On est dans une campagne, dans un milieu paysan, des éleveurs de brebis, un milieu bouleversé par la présence d’un loup qui se cache dans la forêt et frappe de manière terrible et démesurée où il veut et quand il veut.
« L’homme regardait vers la forêt. Une enceinte lointaine et proche qui encerclait le pays, bouchant tout horizon. N’importe où que se pose le regard, elle était là, barbouillée de brume. Comme elle était impénétrable, ses yeux y cherchaient les bêtes d’avant, celles des nuits de pleine lune, celles qui se cachaient derrière les portes, sous les lits. Il était là le monstre, celui qui avait planté ses crocs et ses griffes dans le cou des brebis, à peine bu leur sang, négligé leur chair (d’où les bêtes fauves tuent-elle sans nécessité, par seul goût du carnage?). »
On n’est pas loin du conte, mais alors ce serait un conte bien noir où le chaperon rouge, Agnès, serait une jeune femme au tempérament d’acier et pourtant au service de son père, sa boniche comme elle dit. Un père taiseux et terrible. Dans cette famille, la disparition de la mère est un lourd secret, la justice s’en est mêlée mais sans résultat, le père est alors revenu de prison et l’énigme demeure.
Lorsque le roman s’emporte, du fait du loup et de la forte tension qui pèse sur les destins humains, la poésie du texte contamine le récit et le terrible loup des bois se confronte au vieux loup humain, c’est magnifique et envoutant, il faut lire ces phrases lourdes et terrifiantes.
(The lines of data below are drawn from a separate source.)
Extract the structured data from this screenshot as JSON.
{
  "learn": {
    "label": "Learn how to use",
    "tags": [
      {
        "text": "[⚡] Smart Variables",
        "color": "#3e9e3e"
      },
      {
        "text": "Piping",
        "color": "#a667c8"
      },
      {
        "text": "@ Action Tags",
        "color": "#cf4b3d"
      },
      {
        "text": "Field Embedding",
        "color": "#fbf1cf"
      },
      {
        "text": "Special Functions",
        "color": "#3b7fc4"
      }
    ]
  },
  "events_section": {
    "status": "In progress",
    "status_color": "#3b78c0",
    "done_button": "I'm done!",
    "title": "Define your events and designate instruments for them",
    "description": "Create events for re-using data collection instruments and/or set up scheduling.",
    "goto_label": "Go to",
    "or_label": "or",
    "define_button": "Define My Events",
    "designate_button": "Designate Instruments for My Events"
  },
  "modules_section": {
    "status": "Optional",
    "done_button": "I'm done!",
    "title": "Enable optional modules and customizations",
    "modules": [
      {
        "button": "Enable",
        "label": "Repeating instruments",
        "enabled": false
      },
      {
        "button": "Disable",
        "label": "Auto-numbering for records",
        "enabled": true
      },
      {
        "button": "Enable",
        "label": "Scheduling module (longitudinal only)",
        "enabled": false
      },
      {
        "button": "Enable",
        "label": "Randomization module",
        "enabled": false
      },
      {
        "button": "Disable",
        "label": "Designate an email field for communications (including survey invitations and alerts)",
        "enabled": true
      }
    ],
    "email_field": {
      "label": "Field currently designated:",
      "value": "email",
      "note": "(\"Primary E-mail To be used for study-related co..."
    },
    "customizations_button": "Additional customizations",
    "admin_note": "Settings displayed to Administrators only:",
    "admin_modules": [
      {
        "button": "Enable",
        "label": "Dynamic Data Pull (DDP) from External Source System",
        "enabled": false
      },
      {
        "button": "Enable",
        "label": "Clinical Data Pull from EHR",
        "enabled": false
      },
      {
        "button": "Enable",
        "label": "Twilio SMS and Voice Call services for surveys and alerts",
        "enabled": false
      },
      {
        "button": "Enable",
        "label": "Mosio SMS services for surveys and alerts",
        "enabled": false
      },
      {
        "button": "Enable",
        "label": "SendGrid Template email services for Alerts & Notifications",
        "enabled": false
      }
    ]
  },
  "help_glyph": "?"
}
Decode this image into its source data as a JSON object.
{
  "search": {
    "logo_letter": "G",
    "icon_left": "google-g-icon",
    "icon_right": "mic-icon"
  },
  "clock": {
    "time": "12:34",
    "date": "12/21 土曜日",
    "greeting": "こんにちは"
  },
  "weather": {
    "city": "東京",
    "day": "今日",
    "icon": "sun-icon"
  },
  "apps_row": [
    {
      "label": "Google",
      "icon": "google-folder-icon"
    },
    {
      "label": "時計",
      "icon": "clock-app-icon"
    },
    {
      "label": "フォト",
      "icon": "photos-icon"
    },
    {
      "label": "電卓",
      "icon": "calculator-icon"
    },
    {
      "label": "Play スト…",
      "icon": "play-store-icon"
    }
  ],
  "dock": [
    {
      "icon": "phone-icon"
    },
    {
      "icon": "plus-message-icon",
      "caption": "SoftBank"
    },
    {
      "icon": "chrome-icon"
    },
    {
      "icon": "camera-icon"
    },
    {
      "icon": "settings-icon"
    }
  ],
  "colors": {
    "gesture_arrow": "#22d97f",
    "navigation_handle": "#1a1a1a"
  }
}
Et puis il y a le chien, Pentecôte, tellement vivant, tellement expressif, tellement vif et soumis à la fois, un très beau personnage aussi, pour lequel on a peur de ce qu’il pourrait croiser, de ce qu’il pourrait oser.
Un texte court, vibrant, sur la ruralité et l’idée que Philippe Alauzet s’en fait, nous en fait, une ruralité intemporelle et épique, un roman à lire absolument.